NCG’s Golf Glossary: What are greens in regulation?
Once upon a time, and it seems quite long ago now, strokes gained putting was not the be all and end all of statistics.
You could go through an entire television broadcast without someone referring to how many shots a player was making on the field with flat-stick in hand.
But how did we manage before that? How did we know who was hot and who was not?
Enter greens in regulation.
Word of the week: Greens in regulation
This remains a popular way to rate a round, especially for us amateurs. Basically, a golfer earns a GIR by hitting the green in one stroke on a par 3, two on a par 4 and three on a par 5.

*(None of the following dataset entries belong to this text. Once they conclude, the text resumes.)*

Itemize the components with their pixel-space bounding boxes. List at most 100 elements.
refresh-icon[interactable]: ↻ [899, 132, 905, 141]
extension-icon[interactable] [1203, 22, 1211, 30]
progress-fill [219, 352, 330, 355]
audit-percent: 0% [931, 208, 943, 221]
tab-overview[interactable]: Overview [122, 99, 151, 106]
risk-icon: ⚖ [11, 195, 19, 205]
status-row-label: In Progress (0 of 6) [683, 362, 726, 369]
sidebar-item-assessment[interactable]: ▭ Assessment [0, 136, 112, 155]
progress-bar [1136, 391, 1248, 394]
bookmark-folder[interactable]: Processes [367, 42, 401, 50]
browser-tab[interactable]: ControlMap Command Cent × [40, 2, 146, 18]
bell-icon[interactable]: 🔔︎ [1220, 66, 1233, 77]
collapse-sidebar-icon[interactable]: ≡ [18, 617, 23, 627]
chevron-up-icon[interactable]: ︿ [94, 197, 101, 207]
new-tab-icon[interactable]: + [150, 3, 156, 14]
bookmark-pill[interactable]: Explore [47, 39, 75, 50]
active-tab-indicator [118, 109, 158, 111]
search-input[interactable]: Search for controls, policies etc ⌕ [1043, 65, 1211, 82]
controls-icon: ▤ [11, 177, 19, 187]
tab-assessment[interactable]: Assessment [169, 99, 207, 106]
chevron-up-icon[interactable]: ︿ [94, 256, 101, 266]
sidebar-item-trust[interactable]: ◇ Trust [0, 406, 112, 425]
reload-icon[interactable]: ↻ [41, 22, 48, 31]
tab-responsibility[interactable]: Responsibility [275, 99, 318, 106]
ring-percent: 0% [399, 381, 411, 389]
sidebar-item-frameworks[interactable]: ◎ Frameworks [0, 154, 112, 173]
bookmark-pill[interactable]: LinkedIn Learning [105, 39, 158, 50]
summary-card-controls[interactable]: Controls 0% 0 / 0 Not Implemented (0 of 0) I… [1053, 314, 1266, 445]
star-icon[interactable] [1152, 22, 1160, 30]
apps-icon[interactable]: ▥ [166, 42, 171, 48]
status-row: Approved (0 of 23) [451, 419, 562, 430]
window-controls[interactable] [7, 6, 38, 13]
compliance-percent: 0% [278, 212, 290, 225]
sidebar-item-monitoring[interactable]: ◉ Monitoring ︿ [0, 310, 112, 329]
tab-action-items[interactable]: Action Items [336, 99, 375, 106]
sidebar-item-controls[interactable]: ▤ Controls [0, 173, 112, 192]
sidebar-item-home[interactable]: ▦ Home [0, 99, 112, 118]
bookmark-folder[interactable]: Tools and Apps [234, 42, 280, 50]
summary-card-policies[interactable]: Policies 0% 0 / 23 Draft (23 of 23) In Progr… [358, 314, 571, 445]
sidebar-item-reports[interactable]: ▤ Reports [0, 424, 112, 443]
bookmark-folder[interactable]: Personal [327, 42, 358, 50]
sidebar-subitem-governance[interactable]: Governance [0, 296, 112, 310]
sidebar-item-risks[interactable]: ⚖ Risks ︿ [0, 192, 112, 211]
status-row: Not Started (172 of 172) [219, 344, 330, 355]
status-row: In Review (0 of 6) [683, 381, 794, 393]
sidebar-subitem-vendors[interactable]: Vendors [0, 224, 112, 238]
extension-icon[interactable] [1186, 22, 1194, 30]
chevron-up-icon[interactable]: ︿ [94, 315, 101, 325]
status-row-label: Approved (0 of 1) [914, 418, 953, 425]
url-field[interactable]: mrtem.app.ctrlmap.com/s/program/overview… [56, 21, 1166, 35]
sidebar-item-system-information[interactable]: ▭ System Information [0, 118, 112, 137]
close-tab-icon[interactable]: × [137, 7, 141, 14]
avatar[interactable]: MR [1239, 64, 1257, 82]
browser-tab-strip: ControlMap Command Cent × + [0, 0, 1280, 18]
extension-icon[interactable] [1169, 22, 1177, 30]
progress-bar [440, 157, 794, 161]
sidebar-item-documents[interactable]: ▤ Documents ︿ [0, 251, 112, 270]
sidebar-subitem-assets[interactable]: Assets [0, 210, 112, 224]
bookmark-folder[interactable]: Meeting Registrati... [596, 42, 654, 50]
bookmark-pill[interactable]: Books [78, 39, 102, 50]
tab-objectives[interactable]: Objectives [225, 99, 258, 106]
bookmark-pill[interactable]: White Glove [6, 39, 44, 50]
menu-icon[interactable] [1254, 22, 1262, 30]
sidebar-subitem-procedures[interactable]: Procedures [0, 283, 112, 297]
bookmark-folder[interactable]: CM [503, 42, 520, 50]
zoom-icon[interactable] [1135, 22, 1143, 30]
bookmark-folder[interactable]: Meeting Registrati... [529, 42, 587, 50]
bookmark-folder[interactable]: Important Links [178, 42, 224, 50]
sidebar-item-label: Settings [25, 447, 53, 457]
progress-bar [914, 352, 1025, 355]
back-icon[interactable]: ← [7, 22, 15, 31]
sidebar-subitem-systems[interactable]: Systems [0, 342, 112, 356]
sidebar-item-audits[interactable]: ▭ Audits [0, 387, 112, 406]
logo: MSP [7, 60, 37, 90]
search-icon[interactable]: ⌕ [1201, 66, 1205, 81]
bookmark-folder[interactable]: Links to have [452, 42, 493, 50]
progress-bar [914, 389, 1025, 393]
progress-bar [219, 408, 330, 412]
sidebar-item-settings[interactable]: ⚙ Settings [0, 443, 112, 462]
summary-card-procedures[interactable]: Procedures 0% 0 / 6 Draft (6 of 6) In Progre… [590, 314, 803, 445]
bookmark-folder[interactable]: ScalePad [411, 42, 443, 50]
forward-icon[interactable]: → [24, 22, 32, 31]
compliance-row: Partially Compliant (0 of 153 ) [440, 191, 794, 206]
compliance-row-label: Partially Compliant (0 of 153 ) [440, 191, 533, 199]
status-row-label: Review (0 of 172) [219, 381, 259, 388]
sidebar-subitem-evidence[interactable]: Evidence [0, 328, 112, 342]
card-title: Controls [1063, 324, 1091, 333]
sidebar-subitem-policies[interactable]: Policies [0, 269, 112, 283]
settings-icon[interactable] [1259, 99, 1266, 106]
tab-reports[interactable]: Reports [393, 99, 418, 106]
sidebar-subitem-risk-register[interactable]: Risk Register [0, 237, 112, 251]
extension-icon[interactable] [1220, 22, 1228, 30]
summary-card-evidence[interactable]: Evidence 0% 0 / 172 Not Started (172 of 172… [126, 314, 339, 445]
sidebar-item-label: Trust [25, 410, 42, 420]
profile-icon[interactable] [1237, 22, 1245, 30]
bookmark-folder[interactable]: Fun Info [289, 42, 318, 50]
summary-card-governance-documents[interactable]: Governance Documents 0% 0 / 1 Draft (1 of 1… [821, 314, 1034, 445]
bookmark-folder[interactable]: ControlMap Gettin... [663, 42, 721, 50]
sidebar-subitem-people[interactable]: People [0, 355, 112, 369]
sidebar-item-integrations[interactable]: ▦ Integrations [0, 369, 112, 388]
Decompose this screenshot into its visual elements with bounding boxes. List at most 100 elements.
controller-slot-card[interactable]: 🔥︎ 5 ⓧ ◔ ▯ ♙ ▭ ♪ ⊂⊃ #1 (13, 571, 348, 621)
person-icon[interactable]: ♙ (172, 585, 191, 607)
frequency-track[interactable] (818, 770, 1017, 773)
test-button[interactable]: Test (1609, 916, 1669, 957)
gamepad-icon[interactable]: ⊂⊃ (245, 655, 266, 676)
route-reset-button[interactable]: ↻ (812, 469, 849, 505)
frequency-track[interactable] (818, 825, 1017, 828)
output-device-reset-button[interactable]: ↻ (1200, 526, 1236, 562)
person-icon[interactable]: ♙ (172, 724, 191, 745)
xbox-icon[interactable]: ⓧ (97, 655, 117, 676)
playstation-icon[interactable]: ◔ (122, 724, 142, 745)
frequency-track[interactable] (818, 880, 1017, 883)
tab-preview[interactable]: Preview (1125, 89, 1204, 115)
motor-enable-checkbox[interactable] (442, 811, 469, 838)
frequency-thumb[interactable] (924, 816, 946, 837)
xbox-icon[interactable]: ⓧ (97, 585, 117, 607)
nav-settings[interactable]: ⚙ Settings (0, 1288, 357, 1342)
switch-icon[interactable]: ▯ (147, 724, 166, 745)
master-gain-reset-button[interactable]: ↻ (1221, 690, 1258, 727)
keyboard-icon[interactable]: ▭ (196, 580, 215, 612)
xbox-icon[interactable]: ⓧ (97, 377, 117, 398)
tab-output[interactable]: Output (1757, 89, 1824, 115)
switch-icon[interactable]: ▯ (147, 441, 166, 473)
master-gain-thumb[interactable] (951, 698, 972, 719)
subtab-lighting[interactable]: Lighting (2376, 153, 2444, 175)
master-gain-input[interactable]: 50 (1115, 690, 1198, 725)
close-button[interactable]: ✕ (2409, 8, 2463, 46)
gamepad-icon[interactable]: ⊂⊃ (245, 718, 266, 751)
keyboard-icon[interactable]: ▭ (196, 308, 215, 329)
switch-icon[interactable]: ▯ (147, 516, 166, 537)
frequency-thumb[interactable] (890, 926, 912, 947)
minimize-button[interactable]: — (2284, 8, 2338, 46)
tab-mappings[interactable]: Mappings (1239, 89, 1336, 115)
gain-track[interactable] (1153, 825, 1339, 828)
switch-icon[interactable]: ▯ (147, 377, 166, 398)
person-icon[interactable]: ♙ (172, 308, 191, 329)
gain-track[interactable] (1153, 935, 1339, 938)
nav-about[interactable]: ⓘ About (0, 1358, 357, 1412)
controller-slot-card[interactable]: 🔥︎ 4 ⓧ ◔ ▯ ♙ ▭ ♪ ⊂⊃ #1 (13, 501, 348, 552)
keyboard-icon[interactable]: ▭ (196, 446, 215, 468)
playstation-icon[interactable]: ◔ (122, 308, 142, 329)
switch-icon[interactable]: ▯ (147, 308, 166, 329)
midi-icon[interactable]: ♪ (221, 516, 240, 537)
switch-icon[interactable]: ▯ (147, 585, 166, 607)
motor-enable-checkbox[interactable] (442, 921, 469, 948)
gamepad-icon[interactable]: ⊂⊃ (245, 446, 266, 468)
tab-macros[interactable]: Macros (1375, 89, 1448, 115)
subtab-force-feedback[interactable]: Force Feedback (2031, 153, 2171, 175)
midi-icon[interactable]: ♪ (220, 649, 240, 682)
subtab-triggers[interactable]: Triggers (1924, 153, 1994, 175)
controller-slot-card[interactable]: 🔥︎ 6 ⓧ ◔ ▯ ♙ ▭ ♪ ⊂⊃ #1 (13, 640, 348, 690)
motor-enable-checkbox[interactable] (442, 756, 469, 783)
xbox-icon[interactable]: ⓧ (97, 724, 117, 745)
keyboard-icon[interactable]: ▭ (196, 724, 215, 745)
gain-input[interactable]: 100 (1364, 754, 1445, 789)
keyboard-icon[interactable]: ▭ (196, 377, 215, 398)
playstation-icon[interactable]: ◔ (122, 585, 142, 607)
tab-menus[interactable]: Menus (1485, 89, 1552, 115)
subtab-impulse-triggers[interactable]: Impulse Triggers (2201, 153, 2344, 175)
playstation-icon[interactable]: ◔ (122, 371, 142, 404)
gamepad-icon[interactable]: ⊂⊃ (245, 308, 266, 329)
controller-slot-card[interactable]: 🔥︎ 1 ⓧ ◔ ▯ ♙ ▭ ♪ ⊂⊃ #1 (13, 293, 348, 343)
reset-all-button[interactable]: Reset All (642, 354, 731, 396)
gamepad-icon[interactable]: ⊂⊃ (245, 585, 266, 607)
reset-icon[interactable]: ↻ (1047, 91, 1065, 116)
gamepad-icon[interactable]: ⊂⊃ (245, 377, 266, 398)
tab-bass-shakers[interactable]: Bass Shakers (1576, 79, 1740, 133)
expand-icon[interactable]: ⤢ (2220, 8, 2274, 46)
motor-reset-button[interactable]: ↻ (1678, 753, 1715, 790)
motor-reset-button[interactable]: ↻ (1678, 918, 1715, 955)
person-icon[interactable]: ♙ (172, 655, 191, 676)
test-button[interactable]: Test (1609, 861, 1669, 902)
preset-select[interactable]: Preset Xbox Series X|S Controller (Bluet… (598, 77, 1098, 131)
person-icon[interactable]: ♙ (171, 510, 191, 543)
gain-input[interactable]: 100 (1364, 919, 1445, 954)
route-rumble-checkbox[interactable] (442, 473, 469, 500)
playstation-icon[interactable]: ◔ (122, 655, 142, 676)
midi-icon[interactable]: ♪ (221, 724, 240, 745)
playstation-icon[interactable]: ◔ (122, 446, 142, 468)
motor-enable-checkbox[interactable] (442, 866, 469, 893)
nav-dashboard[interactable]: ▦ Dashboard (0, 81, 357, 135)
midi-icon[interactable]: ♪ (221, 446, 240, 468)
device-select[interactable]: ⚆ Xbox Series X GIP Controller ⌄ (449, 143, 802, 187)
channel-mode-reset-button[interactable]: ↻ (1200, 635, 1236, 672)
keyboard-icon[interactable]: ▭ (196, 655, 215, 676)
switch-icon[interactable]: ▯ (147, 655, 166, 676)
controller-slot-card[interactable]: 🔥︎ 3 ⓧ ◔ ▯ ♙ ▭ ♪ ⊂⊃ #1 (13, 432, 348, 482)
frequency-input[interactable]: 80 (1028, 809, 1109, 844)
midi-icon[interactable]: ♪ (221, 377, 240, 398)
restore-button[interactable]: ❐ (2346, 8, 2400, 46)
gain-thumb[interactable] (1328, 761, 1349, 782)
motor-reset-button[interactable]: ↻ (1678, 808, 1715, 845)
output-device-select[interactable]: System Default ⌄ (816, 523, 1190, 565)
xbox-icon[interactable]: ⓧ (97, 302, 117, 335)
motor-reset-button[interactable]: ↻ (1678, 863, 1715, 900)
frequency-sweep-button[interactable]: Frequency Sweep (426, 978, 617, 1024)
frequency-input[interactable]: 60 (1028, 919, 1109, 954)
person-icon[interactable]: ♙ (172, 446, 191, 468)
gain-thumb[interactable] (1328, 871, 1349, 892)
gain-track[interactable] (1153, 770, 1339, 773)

The ball must be on the green to count as GIR. One coach once told me that he counted being on the fringe as a bone fide GIR but it’s not.
As the PGA Tour themselves say: “If any portion of the ball is touching the putting surface after the GIR stroke” then it counts as a green in regulation.
Pro File
How many GIR do you think a professional hits in a tour round? They are so good, it must be nearly every one. Right?
Wrong. The record on the PGA Tour is Tiger Woods, who managed 75.15% GIR in 2000. Remember that year? It was when he enjoyed one of the greatest seasons of all time.
Even that can’t compare to Justin Rose, who was hitting four out of every five greens when he managed 80.8% on the European Tour in 2012.
Hitting 14/18 greens in regulation is considered an exceptional round and no golfer has ever managed to hit every green in the required strokes during a 72-hole competition since statistics were first recorded in 1980.
Peter Jacobsen, in 1995, and Jerry Kelly, a year later, are the nearest to achieving a full house with 69.